J’ai cherché, entre les deux camps, à me faire une conviction réfléchie : la chose m’était peut-être plus facile qu’aux Allemands et aux Hollandais, car je suis juge désintéressé dans le débat. Si l’on s’arrête uniquement aux faits matériels, aux dates connues, l’invention de l’art typographique revient sans contredit à l’Allemagne ; mais si l’on consulte les inductions morales, si l’on prend la peine de confronter et de vérifier les types, si l’on recueille les indices historiques, on arrive à cette conclusion, qu’antérieurement à la Bible de 1457 il existait en Hollande, selon toute vraisemblance, une école de typographie. Cette école avait son caractère à elle, caractère informe, enfance de l’art[1]. Elle s’est maintenue et conservée quelque temps, n’empruntant rien à l’Allemagne, se perfectionnant elle-même pas à pas, mais toujours dans son type, dans sa donnée. Elle a laissé en Hollande des monumens nombreux qui ne se retrouvent nulle part ailleurs, ni en Allemagne, ni en Angleterre, ni en Italie, ni en France. L’imprimerie continua d’être ainsi dans les Pays-Bas en progrès sur elle-même jusqu’au jour où des ouvriers allemands vinrent s’y établir et apportèrent avec eux les types de Guttemberg.

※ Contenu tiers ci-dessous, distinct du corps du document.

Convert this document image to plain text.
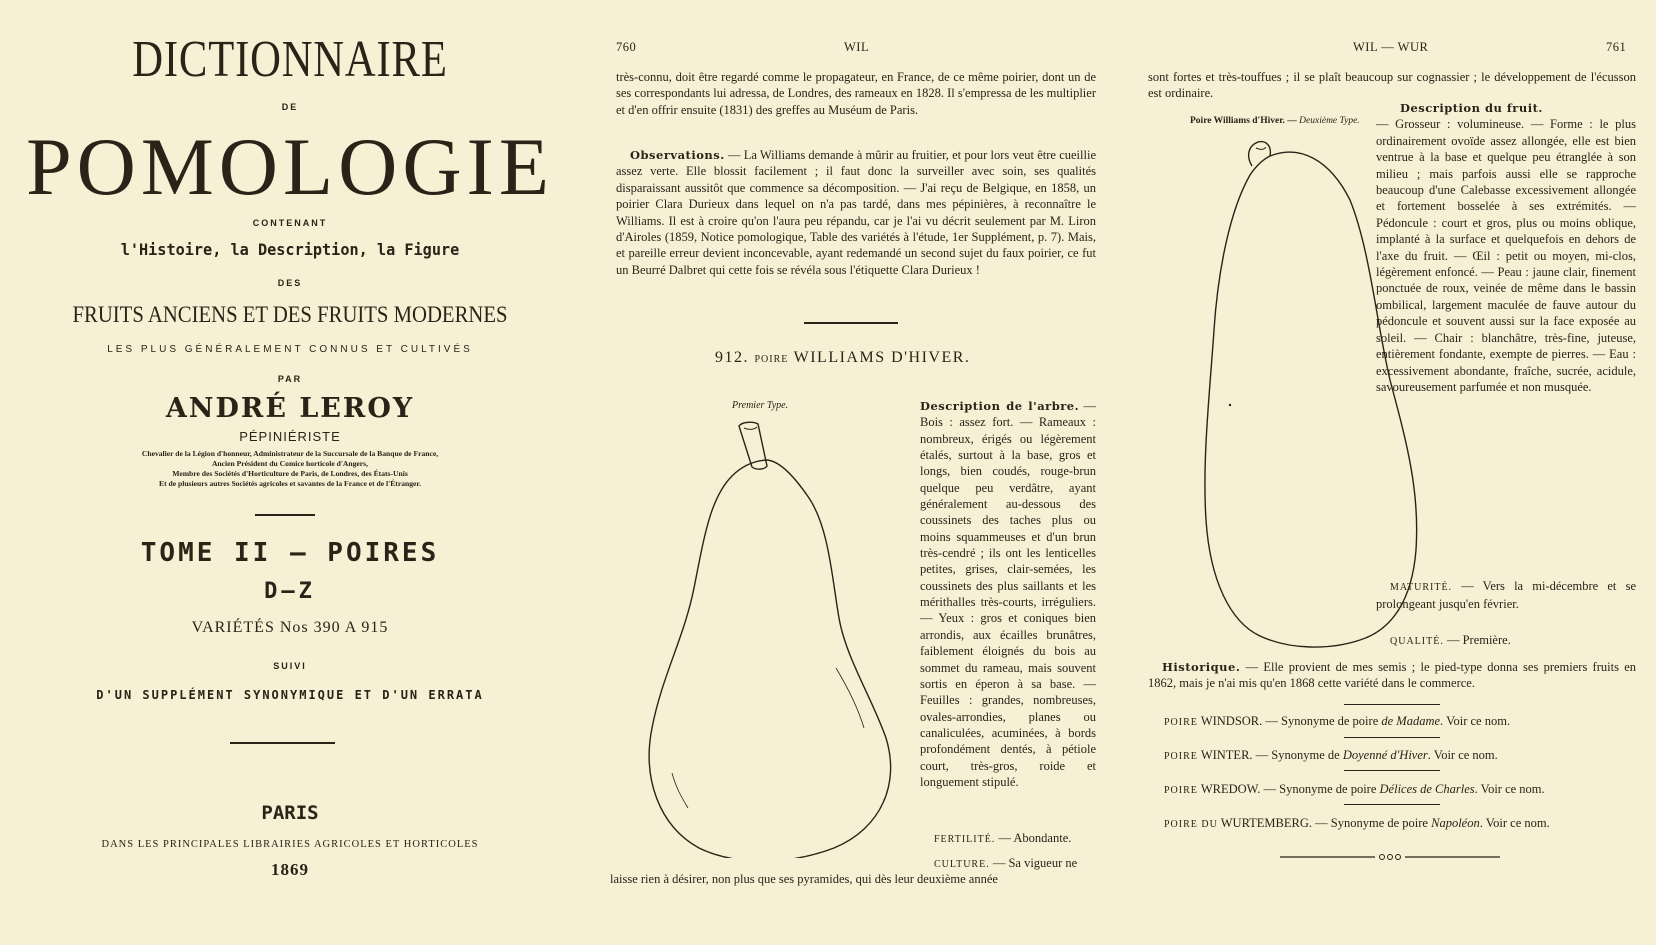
DICTIONNAIRE
DE
POMOLOGIE
CONTENANT
l'Histoire, la Description, la Figure
DES
FRUITS ANCIENS ET DES FRUITS MODERNES
LES PLUS GÉNÉRALEMENT CONNUS ET CULTIVÉS
PAR
ANDRÉ LEROY
PÉPINIÉRISTE
Chevalier de la Légion d'honneur, Administrateur de la Succursale de la Banque de France,
Ancien Président du Comice horticole d'Angers,
Membre des Sociétés d'Horticulture de Paris, de Londres, des États-Unis
Et de plusieurs autres Sociétés agricoles et savantes de la France et de l'Étranger.
TOME II — POIRES
D—Z
VARIÉTÉS Nos 390 A 915
SUIVI
D'UN SUPPLÉMENT SYNONYMIQUE ET D'UN ERRATA
PARIS
DANS LES PRINCIPALES LIBRAIRIES AGRICOLES ET HORTICOLES
1869
760	WIL

très-connu, doit être regardé comme le propagateur, en France, de ce même poirier, dont un de ses correspondants lui adressa, de Londres, des rameaux en 1828. Il s'empressa de les multiplier et d'en offrir ensuite (1831) des greffes au Muséum de Paris.

Observations. — La Williams demande à mûrir au fruitier, et pour lors veut être cueillie assez verte. Elle blossit facilement ; il faut donc la surveiller avec soin, ses qualités disparaissant aussitôt que commence sa décomposition. — J'ai reçu de Belgique, en 1858, un poirier Clara Durieux dans lequel on n'a pas tardé, dans mes pépinières, à reconnaître le Williams. Il est à croire qu'on l'aura peu répandu, car je l'ai vu décrit seulement par M. Liron d'Airoles (1859, Notice pomologique, Table des variétés à l'étude, 1er Supplément, p. 7). Mais, et pareille erreur devient inconcevable, ayant redemandé un second sujet du faux poirier, ce fut un Beurré Dalbret qui cette fois se révéla sous l'étiquette Clara Durieux !

912. POIRE WILLIAMS D'HIVER.
Premier Type.	Description de l'arbre. — Bois : assez fort. — Rameaux : nombreux, érigés ou légèrement étalés, surtout à la base, gros et longs, bien coudés, rouge-brun quelque peu verdâtre, ayant généralement au-dessous des coussinets des taches plus ou moins squammeuses et d'un brun très-cendré ; ils ont les lenticelles petites, grises, clair-semées, les coussinets des plus saillants et les mérithalles très-courts, irréguliers. — Yeux : gros et coniques bien arrondis, aux écailles brunâtres, faiblement éloignés du bois au sommet du rameau, mais souvent sortis en éperon à sa base. — Feuilles : grandes, nombreuses, ovales-arrondies, planes ou canaliculées, acuminées, à bords profondément dentés, à pétiole court, très-gros, roide et longuement stipulé.

FERTILITÉ. — Abondante.

CULTURE. — Sa vigueur ne

laisse rien à désirer, non plus que ses pyramides, qui dès leur deuxième année

WIL — WUR	761

sont fortes et très-touffues ; il se plaît beaucoup sur cognassier ; le développement de l'écusson est ordinaire.

Poire Williams d'Hiver. — Deuxième Type.

Description du fruit.
— Grosseur : volumineuse. — Forme : le plus ordinairement ovoïde assez allongée, elle est bien ventrue à la base et quelque peu étranglée à son milieu ; mais parfois aussi elle se rapproche beaucoup d'une Calebasse excessivement allongée et fortement bosselée à ses extrémités. — Pédoncule : court et gros, plus ou moins oblique, implanté à la surface et quelquefois en dehors de l'axe du fruit. — Œil : petit ou moyen, mi-clos, légèrement enfoncé. — Peau : jaune clair, finement ponctuée de roux, veinée de même dans le bassin ombilical, largement maculée de fauve autour du pédoncule et souvent aussi sur la face exposée au soleil. — Chair : blanchâtre, très-fine, juteuse, entièrement fondante, exempte de pierres. — Eau : excessivement abondante, fraîche, sucrée, acidule, savoureusement parfumée et non musquée.

MATURITÉ. — Vers la mi-décembre et se prolongeant jusqu'en février.

QUALITÉ. — Première.

Historique. — Elle provient de mes semis ; le pied-type donna ses premiers fruits en 1862, mais je n'ai mis qu'en 1868 cette variété dans le commerce.

POIRE WINDSOR. — Synonyme de poire de Madame. Voir ce nom.
POIRE WINTER. — Synonyme de Doyenné d'Hiver. Voir ce nom.
POIRE WREDOW. — Synonyme de poire Délices de Charles. Voir ce nom.
POIRE DU WURTEMBERG. — Synonyme de poire Napoléon. Voir ce nom.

Laurent Coster, dont le vrai nom était Lourens Janszoon Koster, était un citoyen de la ville de Harlem, dans laquelle il naquit vers 1370. Il remplissait les fonctions de trésorier de la ville et quelques autres charges importantes. On voit encore sur la place, en face de la cathédrale, l’endroit où étaient ses ateliers, Costeri œdes typographioe natales. En 1823, lors du quatrième jubilé séculaire de cette invention, que s’attribuent les Hollandais, un monument fut érigé en

  1. Il existe sur cette question de priorité un livre, quelque peu tranchant, de M. J. Scheitema. Faust, à l’en croire, ne serait qu’un ravisseur qui aurait volé le secret de son maître.